Сказал и зажмурился, вспомнив разом и про двойную дуэль, и про двенадцать детей, и про грядущее прибавление.

Бубенцов усмехнулся, глядя на побледневшего храбреца. Оглянулся, нет ли кого поблизости (никого не было), пребольно щелкнул Матвея Бенционовича по кривому носу и вышел вон. Бердичевский шмыгнул ноздрями, уронил на шахматную доску две вишневые капли, сделал неубедительную попытку догнать обидчика, но в глазах от выступивших слез всё затянулось радужной пленкой. Матвей Бенционович постоял-постоял и снова сел.

* * *

И теперь осталось только рассказать про свиту необычного синодального проверялыцика, ибо в своем роде эта пара была не менее колоритной, чем сам Владимир Львович.

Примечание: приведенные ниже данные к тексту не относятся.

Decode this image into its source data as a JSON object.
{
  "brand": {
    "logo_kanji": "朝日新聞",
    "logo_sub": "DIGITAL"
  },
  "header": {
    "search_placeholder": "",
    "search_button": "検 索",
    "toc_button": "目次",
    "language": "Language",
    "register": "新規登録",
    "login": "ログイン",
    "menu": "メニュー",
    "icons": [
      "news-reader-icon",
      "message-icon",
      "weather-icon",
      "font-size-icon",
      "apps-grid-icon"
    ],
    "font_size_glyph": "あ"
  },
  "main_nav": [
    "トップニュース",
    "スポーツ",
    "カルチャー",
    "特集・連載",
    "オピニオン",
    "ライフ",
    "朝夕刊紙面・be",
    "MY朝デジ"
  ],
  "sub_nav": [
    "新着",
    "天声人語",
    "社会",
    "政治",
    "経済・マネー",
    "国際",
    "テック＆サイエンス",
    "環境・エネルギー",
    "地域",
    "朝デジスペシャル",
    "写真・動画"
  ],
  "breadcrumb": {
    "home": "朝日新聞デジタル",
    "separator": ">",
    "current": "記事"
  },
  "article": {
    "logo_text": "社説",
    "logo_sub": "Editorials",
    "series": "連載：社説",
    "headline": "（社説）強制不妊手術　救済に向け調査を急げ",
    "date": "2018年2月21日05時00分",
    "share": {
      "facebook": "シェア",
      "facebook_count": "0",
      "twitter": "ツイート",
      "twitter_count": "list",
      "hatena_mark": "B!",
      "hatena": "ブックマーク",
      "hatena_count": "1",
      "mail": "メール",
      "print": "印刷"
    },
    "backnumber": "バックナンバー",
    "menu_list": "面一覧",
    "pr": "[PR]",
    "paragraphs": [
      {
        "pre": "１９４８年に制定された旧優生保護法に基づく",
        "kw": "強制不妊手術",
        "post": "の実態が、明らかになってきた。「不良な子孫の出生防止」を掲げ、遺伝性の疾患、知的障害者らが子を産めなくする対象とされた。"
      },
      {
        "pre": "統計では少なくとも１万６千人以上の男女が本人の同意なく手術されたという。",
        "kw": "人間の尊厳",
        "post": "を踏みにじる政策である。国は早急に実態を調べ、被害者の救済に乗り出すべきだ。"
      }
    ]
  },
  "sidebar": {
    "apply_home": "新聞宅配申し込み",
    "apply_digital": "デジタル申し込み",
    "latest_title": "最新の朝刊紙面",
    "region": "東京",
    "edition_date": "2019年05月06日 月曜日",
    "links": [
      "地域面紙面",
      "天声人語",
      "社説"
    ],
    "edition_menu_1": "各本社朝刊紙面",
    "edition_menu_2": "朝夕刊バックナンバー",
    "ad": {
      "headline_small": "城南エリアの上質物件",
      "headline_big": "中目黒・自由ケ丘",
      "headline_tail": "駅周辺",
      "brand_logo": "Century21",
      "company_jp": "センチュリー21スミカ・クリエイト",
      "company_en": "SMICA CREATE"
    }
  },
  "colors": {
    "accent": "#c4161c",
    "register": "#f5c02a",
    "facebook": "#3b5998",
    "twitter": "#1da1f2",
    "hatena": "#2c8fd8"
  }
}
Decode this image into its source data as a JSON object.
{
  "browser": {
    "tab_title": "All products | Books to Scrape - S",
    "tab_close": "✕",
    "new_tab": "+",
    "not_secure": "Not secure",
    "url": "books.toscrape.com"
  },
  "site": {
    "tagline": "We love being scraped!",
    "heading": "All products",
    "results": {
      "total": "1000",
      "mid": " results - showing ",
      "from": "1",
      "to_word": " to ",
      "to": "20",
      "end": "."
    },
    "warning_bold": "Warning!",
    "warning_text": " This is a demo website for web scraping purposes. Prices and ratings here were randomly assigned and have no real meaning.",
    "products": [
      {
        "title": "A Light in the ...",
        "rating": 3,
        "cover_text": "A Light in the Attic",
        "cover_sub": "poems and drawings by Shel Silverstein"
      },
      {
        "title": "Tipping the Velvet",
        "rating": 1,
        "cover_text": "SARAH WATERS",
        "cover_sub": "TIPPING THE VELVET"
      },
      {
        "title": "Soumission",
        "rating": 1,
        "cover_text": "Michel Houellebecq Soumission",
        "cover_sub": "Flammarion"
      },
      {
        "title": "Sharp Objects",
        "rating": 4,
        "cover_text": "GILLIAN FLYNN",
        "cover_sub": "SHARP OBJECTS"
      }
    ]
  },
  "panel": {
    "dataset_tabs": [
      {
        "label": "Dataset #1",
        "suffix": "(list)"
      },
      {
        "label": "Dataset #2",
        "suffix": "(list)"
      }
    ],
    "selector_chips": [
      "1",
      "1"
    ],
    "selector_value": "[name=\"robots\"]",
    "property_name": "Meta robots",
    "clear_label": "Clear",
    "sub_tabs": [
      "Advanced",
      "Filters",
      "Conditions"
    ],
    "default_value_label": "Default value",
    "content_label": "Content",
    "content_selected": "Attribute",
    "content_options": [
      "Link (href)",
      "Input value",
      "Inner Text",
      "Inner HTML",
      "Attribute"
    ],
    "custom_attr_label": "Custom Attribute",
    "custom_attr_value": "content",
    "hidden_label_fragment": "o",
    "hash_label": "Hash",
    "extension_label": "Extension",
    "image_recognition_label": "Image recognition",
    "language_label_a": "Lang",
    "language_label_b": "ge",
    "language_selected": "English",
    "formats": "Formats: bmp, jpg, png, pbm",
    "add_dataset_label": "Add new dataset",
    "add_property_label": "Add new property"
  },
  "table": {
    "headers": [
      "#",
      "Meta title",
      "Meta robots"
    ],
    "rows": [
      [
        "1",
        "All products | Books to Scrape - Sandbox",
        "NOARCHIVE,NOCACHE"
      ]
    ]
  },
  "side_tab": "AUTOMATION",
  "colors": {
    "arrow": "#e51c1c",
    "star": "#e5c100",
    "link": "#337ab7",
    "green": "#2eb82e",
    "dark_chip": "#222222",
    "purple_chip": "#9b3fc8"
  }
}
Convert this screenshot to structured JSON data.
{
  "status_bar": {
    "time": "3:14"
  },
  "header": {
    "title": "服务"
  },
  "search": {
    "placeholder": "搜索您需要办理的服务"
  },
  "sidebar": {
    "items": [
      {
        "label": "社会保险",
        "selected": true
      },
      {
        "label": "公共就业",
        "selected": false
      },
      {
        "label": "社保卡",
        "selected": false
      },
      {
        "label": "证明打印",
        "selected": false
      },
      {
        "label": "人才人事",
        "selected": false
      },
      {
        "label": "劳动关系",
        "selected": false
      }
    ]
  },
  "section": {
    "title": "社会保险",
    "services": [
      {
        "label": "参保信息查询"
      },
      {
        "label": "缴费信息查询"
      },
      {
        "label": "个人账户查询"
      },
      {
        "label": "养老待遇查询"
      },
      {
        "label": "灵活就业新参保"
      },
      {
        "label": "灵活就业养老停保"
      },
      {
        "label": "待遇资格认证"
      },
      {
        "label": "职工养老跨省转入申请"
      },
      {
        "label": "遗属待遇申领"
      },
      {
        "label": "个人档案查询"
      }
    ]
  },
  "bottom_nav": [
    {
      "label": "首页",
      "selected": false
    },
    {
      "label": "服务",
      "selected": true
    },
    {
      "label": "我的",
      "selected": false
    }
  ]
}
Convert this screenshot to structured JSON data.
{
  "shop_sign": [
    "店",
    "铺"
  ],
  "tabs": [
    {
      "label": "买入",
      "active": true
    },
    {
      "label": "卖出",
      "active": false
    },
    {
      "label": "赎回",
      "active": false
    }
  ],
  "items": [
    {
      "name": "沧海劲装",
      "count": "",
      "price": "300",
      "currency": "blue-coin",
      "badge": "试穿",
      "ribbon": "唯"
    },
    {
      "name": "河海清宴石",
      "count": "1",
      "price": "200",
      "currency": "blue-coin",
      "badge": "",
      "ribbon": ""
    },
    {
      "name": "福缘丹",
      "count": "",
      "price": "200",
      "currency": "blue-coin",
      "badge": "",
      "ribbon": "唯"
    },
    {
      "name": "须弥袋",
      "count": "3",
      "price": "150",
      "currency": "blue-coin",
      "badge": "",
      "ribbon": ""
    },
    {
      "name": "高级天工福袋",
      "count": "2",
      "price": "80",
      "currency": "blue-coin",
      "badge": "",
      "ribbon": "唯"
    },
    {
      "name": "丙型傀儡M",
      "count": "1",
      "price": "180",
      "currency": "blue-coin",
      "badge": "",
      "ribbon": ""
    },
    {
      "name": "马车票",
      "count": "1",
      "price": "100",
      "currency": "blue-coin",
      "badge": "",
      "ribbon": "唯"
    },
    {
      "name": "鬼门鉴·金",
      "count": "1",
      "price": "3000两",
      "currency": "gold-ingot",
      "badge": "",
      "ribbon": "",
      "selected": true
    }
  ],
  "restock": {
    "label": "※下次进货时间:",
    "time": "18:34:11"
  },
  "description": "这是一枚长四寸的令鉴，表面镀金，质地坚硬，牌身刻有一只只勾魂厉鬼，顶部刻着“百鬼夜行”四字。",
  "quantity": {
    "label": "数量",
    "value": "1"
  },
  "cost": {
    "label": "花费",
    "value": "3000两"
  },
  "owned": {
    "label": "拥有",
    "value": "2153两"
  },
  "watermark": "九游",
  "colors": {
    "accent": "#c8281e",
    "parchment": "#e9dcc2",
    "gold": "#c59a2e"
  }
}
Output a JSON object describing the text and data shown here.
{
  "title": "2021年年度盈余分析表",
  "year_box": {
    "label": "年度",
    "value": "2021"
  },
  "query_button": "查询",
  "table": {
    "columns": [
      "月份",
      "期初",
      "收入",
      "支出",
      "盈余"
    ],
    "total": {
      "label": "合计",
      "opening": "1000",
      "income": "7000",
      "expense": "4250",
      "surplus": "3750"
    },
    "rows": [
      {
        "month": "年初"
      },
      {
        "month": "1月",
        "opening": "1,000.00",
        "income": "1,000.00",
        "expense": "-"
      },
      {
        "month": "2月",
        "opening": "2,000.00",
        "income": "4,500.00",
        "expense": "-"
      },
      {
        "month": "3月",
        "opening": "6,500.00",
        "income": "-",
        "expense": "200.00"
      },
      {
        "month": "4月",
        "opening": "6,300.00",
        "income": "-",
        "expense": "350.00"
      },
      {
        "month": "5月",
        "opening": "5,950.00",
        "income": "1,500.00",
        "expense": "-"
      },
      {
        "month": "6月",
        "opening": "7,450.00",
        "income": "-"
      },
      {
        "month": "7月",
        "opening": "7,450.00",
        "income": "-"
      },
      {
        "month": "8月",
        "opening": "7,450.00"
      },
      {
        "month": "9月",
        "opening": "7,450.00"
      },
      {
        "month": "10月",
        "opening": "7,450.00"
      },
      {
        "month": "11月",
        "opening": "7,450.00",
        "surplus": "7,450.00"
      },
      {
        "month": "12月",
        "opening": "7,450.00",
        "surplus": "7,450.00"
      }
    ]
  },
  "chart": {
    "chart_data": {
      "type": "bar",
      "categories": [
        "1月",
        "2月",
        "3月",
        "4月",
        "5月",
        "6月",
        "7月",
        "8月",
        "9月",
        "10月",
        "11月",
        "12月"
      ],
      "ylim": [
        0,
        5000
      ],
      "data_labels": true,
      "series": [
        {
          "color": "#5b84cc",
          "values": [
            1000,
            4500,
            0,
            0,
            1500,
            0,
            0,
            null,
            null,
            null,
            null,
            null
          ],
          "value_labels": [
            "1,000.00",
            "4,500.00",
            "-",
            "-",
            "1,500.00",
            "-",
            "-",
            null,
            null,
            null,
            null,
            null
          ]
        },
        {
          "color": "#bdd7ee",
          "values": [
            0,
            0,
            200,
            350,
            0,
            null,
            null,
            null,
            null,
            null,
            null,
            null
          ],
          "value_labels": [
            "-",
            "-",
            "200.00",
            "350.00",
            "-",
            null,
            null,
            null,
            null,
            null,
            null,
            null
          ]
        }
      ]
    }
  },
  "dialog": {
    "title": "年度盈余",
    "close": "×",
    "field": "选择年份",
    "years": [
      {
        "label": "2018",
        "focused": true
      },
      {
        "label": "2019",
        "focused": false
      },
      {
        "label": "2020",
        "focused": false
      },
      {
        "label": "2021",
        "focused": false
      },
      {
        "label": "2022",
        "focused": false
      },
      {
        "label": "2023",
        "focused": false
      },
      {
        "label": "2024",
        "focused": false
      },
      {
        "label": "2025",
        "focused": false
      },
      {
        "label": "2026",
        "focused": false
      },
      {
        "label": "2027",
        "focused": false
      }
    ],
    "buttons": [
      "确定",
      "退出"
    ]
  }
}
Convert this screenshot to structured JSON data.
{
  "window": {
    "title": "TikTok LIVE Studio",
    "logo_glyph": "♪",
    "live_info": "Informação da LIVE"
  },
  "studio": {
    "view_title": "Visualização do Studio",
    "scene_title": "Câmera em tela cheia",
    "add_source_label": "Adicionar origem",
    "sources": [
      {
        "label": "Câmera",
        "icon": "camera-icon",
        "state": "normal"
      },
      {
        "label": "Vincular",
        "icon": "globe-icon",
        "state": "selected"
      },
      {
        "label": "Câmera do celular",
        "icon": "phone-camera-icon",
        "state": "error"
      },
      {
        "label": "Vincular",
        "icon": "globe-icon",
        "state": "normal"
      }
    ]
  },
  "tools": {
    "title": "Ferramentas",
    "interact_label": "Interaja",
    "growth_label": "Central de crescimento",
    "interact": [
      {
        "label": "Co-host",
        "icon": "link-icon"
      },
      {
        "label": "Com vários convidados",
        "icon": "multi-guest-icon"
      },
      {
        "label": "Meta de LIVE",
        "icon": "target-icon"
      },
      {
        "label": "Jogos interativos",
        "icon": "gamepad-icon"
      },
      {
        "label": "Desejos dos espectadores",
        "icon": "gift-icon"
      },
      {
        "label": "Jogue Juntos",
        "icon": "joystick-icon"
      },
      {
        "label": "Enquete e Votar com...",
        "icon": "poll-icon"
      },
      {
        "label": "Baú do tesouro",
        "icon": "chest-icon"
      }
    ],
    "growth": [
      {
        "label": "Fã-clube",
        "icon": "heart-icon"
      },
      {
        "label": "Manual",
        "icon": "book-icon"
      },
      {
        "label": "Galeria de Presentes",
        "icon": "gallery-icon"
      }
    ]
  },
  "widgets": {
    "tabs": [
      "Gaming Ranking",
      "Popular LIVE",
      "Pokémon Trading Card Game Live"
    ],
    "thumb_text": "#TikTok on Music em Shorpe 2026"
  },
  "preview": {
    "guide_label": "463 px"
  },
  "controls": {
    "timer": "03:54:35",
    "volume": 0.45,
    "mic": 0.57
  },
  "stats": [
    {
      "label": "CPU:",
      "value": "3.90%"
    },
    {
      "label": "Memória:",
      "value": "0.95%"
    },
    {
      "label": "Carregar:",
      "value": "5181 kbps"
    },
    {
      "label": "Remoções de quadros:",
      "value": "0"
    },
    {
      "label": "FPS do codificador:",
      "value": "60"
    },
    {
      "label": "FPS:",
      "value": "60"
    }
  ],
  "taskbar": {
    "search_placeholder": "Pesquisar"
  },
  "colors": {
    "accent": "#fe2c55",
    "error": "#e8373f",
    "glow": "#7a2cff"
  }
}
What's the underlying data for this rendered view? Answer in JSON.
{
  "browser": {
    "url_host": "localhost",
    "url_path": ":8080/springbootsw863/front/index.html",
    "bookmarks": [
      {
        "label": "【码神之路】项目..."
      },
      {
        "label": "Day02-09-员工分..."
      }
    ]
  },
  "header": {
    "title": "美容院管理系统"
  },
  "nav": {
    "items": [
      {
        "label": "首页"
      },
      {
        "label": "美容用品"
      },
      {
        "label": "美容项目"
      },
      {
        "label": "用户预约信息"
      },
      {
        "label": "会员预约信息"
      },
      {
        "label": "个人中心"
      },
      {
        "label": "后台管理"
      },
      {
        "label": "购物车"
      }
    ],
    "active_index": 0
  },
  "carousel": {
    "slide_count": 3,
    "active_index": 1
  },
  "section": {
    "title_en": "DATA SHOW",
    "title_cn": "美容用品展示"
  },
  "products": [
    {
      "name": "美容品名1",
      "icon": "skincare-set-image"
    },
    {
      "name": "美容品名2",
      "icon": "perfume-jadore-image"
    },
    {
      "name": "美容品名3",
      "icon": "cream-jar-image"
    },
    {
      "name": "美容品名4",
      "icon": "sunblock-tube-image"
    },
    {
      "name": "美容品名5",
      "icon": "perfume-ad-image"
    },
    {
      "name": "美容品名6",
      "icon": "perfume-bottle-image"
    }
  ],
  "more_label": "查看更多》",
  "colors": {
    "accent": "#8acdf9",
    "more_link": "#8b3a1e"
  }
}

Секретарем при нем состоял губернский секретарь Тихон Иеремеевич Спасенный, тот самый благообразного вида господин, что ласково кивнул будочнику из окна черной кареты. По самой фамилии этого чиновника, а еще более по манере держаться и разговаривать было ясно, что происходит он из духовного звания. Говорили, что Константин Петрович приблизил его к своей особе, выдвинув из простых псаломщиков – видно, усмотрел в скромном причетнике нечто особенное. В Синоде Тихон Иеремеевич состоял на должности мелкой, невидной и малооплачиваемой, однако часто бывал удостоен доверительных, с глазу на глаз, бесед с самим обер-прокурором, так что многие, даже и среди иерархов, его побаивались.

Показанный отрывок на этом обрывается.